Javier Alvarenga,
Dibujante y escritor
Fue una mañana de domingo de Ramos. No fue una mañana alegre y colorida, como a las que en este tiempo estamos acostumbrados. Fue gris, fue tenue, fue melancólica.
El rezo era un susurro temeroso envuelto en llantos. Los caminantes de mirada tristona, lo que menos representaban era esa entrada triunfal de Jesucristo a Jerusalén, que tanto representan, cada 30 de marzo.
No había triunfo que celebrar, no era una procesión de ramos alzados, era un acto fúnebre encabezado por el inerte cuerpo de aquel valiente obispo mártir. Óscar Arnulfo Romero, quien ya reposaba de su cruz, quien ya descansaba de su camino angosto. La causa, una cobarde bala que atravesó su corazón por la mano del francotirador Marino Samayoa. El motivo, tener el valor de denunciar la injustica social, que lamentablemente, hasta el día de hoy, tanto nos perjudica.
Eran las 11:00 de la mañana, ni el sol calentaba las cabizbajas cabezas que poco a poco se aglutinaban en La Plaza Barrios. Era un pueblo sorprendido, asustado. Siete días atrás, el último domingo de cuaresma, Monseñor Romero celebró la misa en la basílica del Sagrado Corazón, en la que hizo el llamamiento a los soldados, para que no obedecieran ordenes contrarias a la ley de Dios, en las que afirmaba no estaban obligados a asesinar a sus hermanos, y así detener la represión.
Ahora, él era una víctima más de esa misma represión inhumana y visceral que tanto denunció con su valiente voz. El llamado asesino estaba hecho para atormentar aún más, a un pueblo herido y fracturado.
“Si esto hicieron con un obispo, que no harán con nosotros”, se insinuaba entre todos los que deseaban despedirse de su amado mártir.

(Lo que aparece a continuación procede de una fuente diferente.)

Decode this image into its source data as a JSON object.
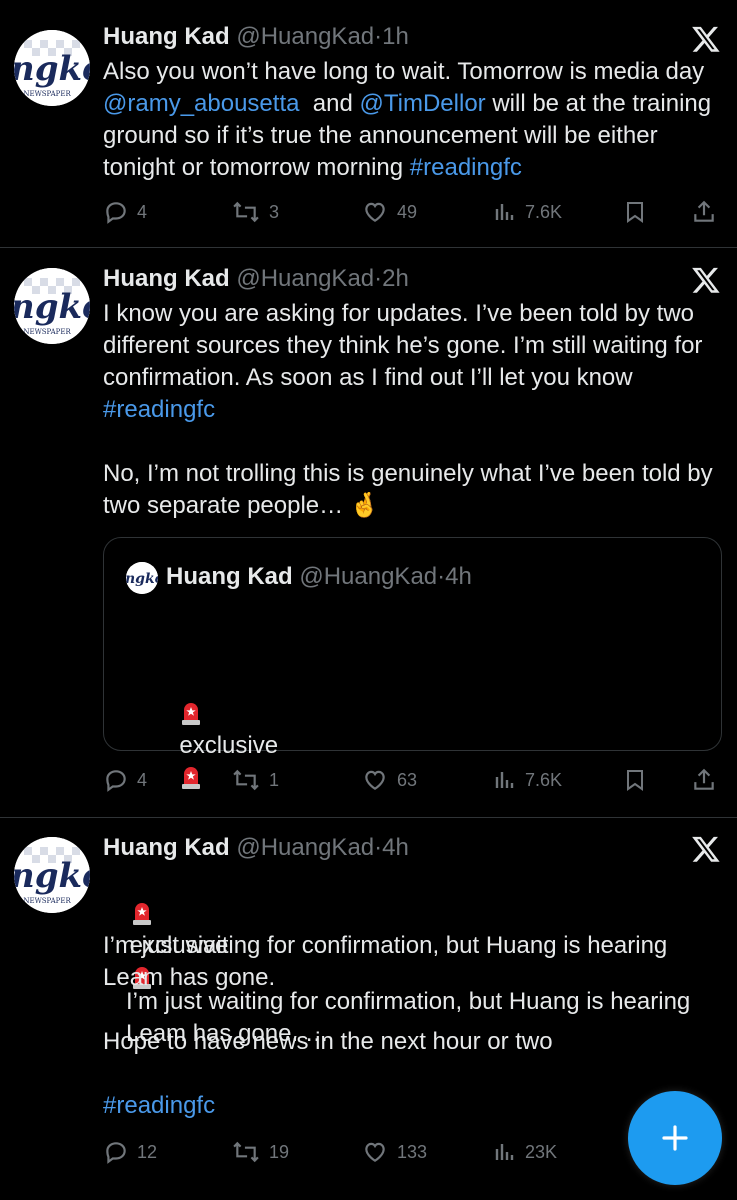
{
  "colors": {
    "background": "#000000",
    "text": "#e7e9ea",
    "muted": "#71767b",
    "link": "#4a99e9",
    "accent": "#1d9bf0"
  },
  "tweets": [
    {
      "name": "Huang Kad",
      "handle": "@HuangKad",
      "sep": "·",
      "time": "1h",
      "avatar_text": "ngko",
      "avatar_sub": "E NEWSPAPER",
      "body": [
        {
          "t": "Also you won’t have long to wait. Tomorrow is media day "
        },
        {
          "t": "@ramy_abousetta",
          "link": true
        },
        {
          "t": "  and "
        },
        {
          "t": "@TimDellor",
          "link": true
        },
        {
          "t": " will be at the training ground so if it’s true the announcement will be either tonight or tomorrow morning "
        },
        {
          "t": "#readingfc",
          "link": true
        }
      ],
      "replies": "4",
      "reposts": "3",
      "likes": "49",
      "views": "7.6K"
    },
    {
      "name": "Huang Kad",
      "handle": "@HuangKad",
      "sep": "·",
      "time": "2h",
      "avatar_text": "ngko",
      "avatar_sub": "E NEWSPAPER",
      "body": [
        {
          "t": "I know you are asking for updates. I’ve been told by two different sources they think he’s gone. I’m still waiting for confirmation. As soon as I find out I’ll let you know\n"
        },
        {
          "t": "#readingfc",
          "link": true
        },
        {
          "t": "\n\nNo, I’m not trolling this is genuinely what I’ve been told by two separate people… 🤞"
        }
      ],
      "quote": {
        "name": "Huang Kad",
        "handle": "@HuangKad",
        "sep": "·",
        "time": "4h",
        "avatar_text": "ngko",
        "line1": "exclusive",
        "body": "I’m just waiting for confirmation, but Huang is hearing Leam has gone. …"
      },
      "replies": "4",
      "reposts": "1",
      "likes": "63",
      "views": "7.6K"
    },
    {
      "name": "Huang Kad",
      "handle": "@HuangKad",
      "sep": "·",
      "time": "4h",
      "avatar_text": "ngko",
      "avatar_sub": "E NEWSPAPER",
      "line1": "exclusive",
      "body": [
        {
          "t": "I’m just waiting for confirmation, but Huang is hearing Leam has gone.\n\nHope to have news in the next hour or two\n\n"
        },
        {
          "t": "#readingfc",
          "link": true
        }
      ],
      "replies": "12",
      "reposts": "19",
      "likes": "133",
      "views": "23K"
    }
  ],
  "icons": {
    "reply": "reply-icon",
    "repost": "repost-icon",
    "like": "heart-icon",
    "views": "views-icon",
    "bookmark": "bookmark-icon",
    "share": "share-icon",
    "x_logo": "x-logo-icon",
    "compose": "plus-icon",
    "siren": "siren-emoji"
  }
}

Insinuación que a 45 minutos después, se había convertido, en una terrible afirmación, una potente detonación, ponía en alerta a los miles de salvadoreños que se resguardaban de las metrallas. El llanto se convirtió en espanto, la acera se volvió trinchera, Catedral Metropolitana era un muro de resguardo. Cuarenta muertos y cientos de heridos fue el irrespeto al entierro de uno de los mayores enemigos del sistema de ese entonces: Monseñor Oscar Arnulfo Romero.
Fue una semana trágica, una semana sorpresiva de espanto y muerte, en la que se podía usar una afirmación de un poeta, también asesinado en ese año, en ese momento: “todos nacimos muertos”. Pero a treinta y ocho años del suceso que cambió todo el rumbo de la historia de El Salvador y según algunos fue el detonante real de la guerra civil.
Se puede afirmar que su compromiso humano trascendió, en el alma de un pueblo que sin distinción de creencias ha tomado como suyo. El mensaje de sus predicas, las que tuvo que pagar con su vida ahora son parte de nuestras vidas.
Pero, él resucitó en su pueblo, como quedó demostrado, el sábado 13 de octubre, cuando se llenaron de nuevo las calles de San Salvador de miles de personas que decidieron celebrar, la universalidad del salvadoreño más admirado.
Esta vez, no hubo metrallas, no hubo llantos, no hubo miedo; la alegría, la celebración, y los fuegos artificiales no fue un pequeño privilegio para unos pocos, como lo fue, la noche del 24 de marzo de 1980. Esos pocos que ahora tiemblan y lamentan haber asesinado a un hombre que la Iglesia y el pueblo convirtieron en santo.